The agency is proposing performance requirements for preventing windows and roof panels from becoming ejection portals during a rollover crash

NHTSA Proposal Would Improve Motorcoach and Large Bus Passenger Safety
Image: Pixabay
April 26, 2016

The U.S. Department of Transportation's (USDOT) National Highway Traffic Safety Administration (NHTSA) has proposed a new Federal Motor Vehicle Safety Standard that will help reduce fatalities and injuries in motorcoach and large bus crashes by mitigating occupant ejection.

NHTSA's Notice of Proposed Rulemaking (NPRM) specifies a new impactor test on the glazing material of side and rear windows and glass panels on the roof of motorcoaches and large buses. The test simulates an unbelted occupant impacting a window on the opposite side of the bus during a bus rollover crash. The proposal would drive the installation of advanced glazing and improved emergency exit latches in motorcoaches and large buses.

Preventing occupant ejection is a high priority for the USDOT and NHTSA, as noted in the Motorcoach Safety Action Plan. NHTSA has taken a multifaceted approach to addressing this safety problem. In 2013, the agency issued a final rule requiring that seatbelts at all seating positions in motorcoaches to mitigate occupant ejection and improve crash protection.

In 2014, NHTSA issued an NPRM for improved rollover structural integrity that would also ensure that window glazing does not pop out of its mounting and that emergency exits do not open inadvertently during a rollover crash.

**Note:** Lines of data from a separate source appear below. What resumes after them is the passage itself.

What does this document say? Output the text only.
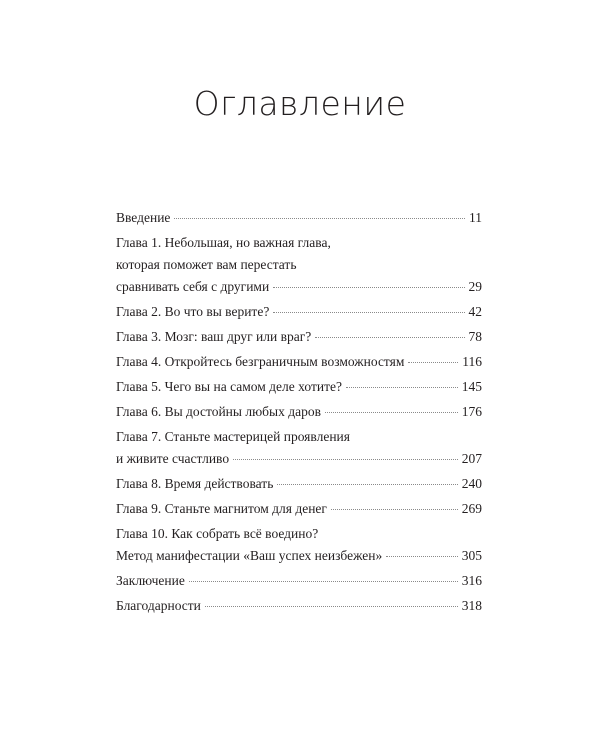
Оглавление
Введение	11
Глава 1. Небольшая, но важная глава,
которая поможет вам перестать
сравнивать себя с другими	29
Глава 2. Во что вы верите?	42
Глава 3. Мозг: ваш друг или враг?	78
Глава 4. Откройтесь безграничным возможностям	116
Глава 5. Чего вы на самом деле хотите?	145
Глава 6. Вы достойны любых даров	176
Глава 7. Станьте мастерицей проявления
и живите счастливо	207
Глава 8. Время действовать	240
Глава 9. Станьте магнитом для денег	269
Глава 10. Как собрать всё воедино?
Метод манифестации «Ваш успех неизбежен»	305
Заключение	316
Благодарности	318
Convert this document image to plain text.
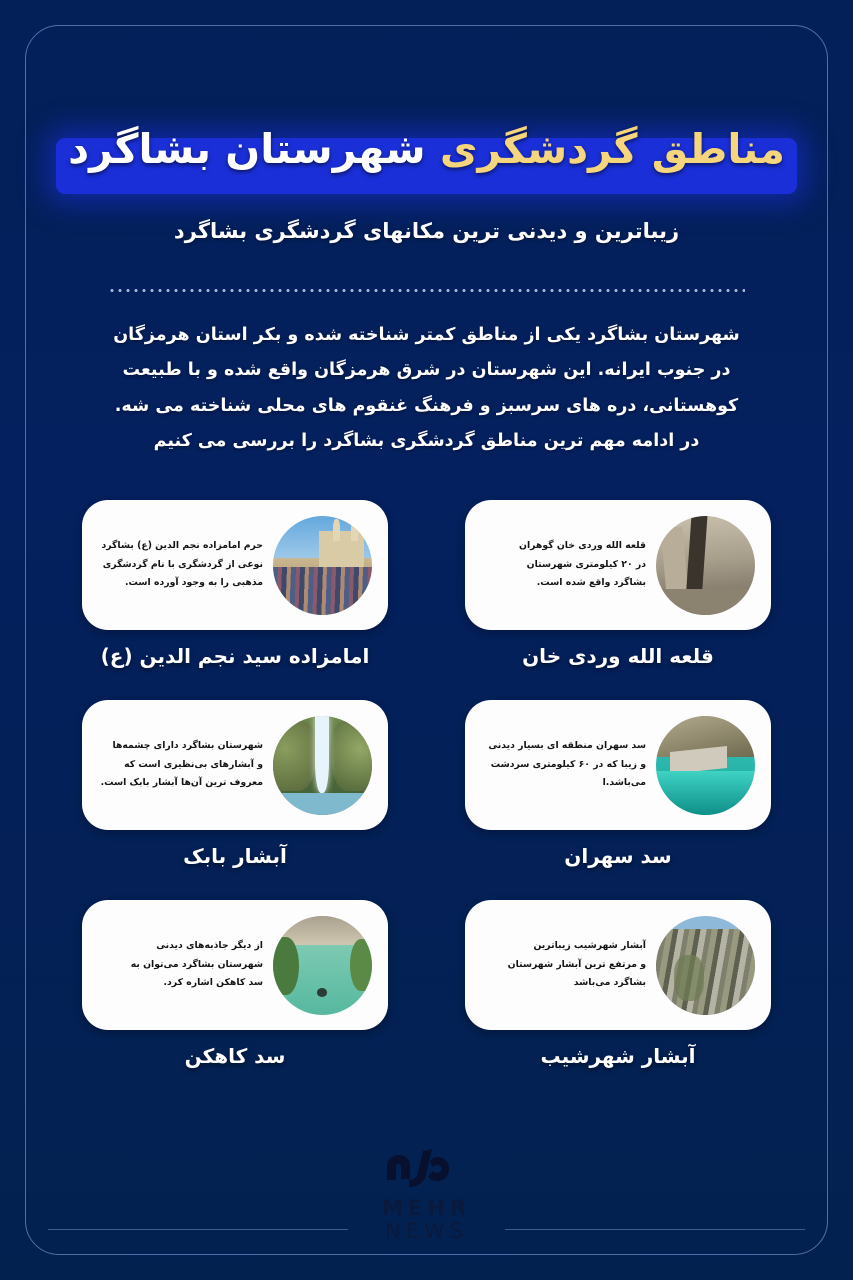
مناطق گردشگری شهرستان بشاگرد

زیباترین و دیدنی ترین مکانهای گردشگری بشاگرد

شهرستان بشاگرد یکی از مناطق کمتر شناخته شده و بکر استان هرمزگان

در جنوب ایرانه. این شهرستان در شرق هرمزگان واقع شده و با طبیعت

کوهستانی، دره های سرسبز و فرهنگ غنقوم های محلی شناخته می شه.

در ادامه مهم ترین مناطق گردشگری بشاگرد را بررسی می کنیم

قلعه الله وردی خان گوهران
در ۲۰ کیلومتری شهرستان
بشاگرد واقع شده است.
قلعه الله وردی خان
حرم امامزاده نجم الدین (ع) بشاگرد
نوعی از گردشگری با نام گردشگری
مذهبی را به وجود آورده است.
امامزاده سید نجم الدین (ع)
سد سهران منطقه ای بسیار دیدنی
و زیبا که در ۶۰ کیلومتری سردشت
می‌باشد.ا
سد سهران
شهرستان بشاگرد دارای چشمه‌ها
و آبشارهای بی‌نظیری است که
معروف ترین آن‌ها آبشار بابک است.
آبشار بابک
آبشار شهرشیب زیباترین
و مرتفع ترین آبشار شهرستان
بشاگرد می‌باشد
آبشار شهرشیب
از دیگر جاذبه‌های دیدنی
شهرستان بشاگرد می‌توان به
سد کاهکن اشاره کرد.
سد کاهکن
MEHR
NEWS
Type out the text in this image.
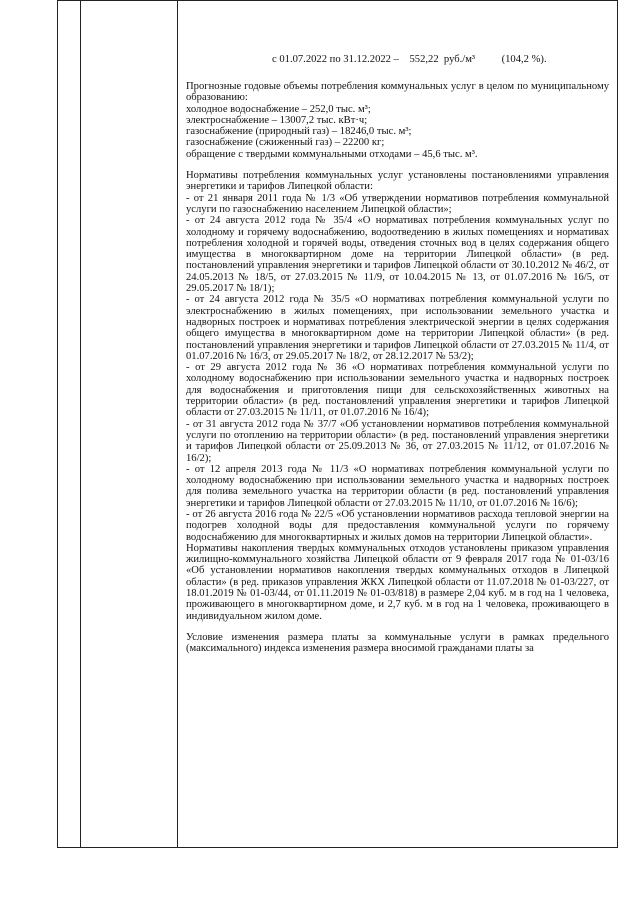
Прогнозные годовые объемы потребления коммунальных услуг в целом по муниципальному образованию:

холодное водоснабжение – 252,0 тыс. м³;

электроснабжение – 13007,2 тыс. кВт·ч;

газоснабжение (природный газ) – 18246,0 тыс. м³;

газоснабжение (сжиженный газ) – 22200 кг;

обращение с твердыми коммунальными отходами – 45,6 тыс. м³.

Нормативы потребления коммунальных услуг установлены постановлениями управления энергетики и тарифов Липецкой области:

- от 21 января 2011 года № 1/3 «Об утверждении нормативов потребления коммунальной услуги по газоснабжению населением Липецкой области»;

- от 24 августа 2012 года № 35/4 «О нормативах потребления коммунальных услуг по холодному и горячему водоснабжению, водоотведению в жилых помещениях и нормативах потребления холодной и горячей воды, отведения сточных вод в целях содержания общего имущества в многоквартирном доме на территории Липецкой области» (в ред. постановлений управления энергетики и тарифов Липецкой области от 30.10.2012 № 46/2, от 24.05.2013 № 18/5, от 27.03.2015 № 11/9, от 10.04.2015 № 13, от 01.07.2016 № 16/5, от 29.05.2017 № 18/1);

- от 24 августа 2012 года № 35/5 «О нормативах потребления коммунальной услуги по электроснабжению в жилых помещениях, при использовании земельного участка и надворных построек и нормативах потребления электрической энергии в целях содержания общего имущества в многоквартирном доме на территории Липецкой области» (в ред. постановлений управления энергетики и тарифов Липецкой области от 27.03.2015 № 11/4, от 01.07.2016 № 16/3, от 29.05.2017 № 18/2, от 28.12.2017 № 53/2);

- от 29 августа 2012 года № 36 «О нормативах потребления коммунальной услуги по холодному водоснабжению при использовании земельного участка и надворных построек для водоснабжения и приготовления пищи для сельскохозяйственных животных на территории области» (в ред. постановлений управления энергетики и тарифов Липецкой области от 27.03.2015 № 11/11, от 01.07.2016 № 16/4);

- от 31 августа 2012 года № 37/7 «Об установлении нормативов потребления коммунальной услуги по отоплению на территории области» (в ред. постановлений управления энергетики и тарифов Липецкой области от 25.09.2013 № 36, от 27.03.2015 № 11/12, от 01.07.2016 № 16/2);

- от 12 апреля 2013 года № 11/3 «О нормативах потребления коммунальной услуги по холодному водоснабжению при использовании земельного участка и надворных построек для полива земельного участка на территории области (в ред. постановлений управления энергетики и тарифов Липецкой области от 27.03.2015 № 11/10, от 01.07.2016 № 16/6);

- от 26 августа 2016 года № 22/5 «Об установлении нормативов расхода тепловой энергии на подогрев холодной воды для предоставления коммунальной услуги по горячему водоснабжению для многоквартирных и жилых домов на территории Липецкой области».

Нормативы накопления твердых коммунальных отходов установлены приказом управления жилищно-коммунального хозяйства Липецкой области от 9 февраля 2017 года № 01-03/16 «Об установлении нормативов накопления твердых коммунальных отходов в Липецкой области» (в ред. приказов управления ЖКХ Липецкой области от 11.07.2018 № 01-03/227, от 18.01.2019 № 01-03/44, от 01.11.2019 № 01-03/818) в размере 2,04 куб. м в год на 1 человека, проживающего в многоквартирном доме, и 2,7 куб. м в год на 1 человека, проживающего в индивидуальном жилом доме.

Условие изменения размера платы за коммунальные услуги в рамках предельного (максимального) индекса изменения размера вносимой гражданами платы за

с 01.07.2022 по 31.12.2022 –    552,22  руб./м³          (104,2 %).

NHTSA is now proposing performance requirements for preventing the windows and roof panels themselves from becoming ejection portals due to occupant loading during a rollover crash.

NHTSA is also proposing to improve emergency exits in motorcoaches and large buses by requiring that emergency exit latches remain operable after the proposed impact tests and by limiting the protrusions of emergency exit latches into emergency exit window openings to ensure they do not unduly hinder emergency egress.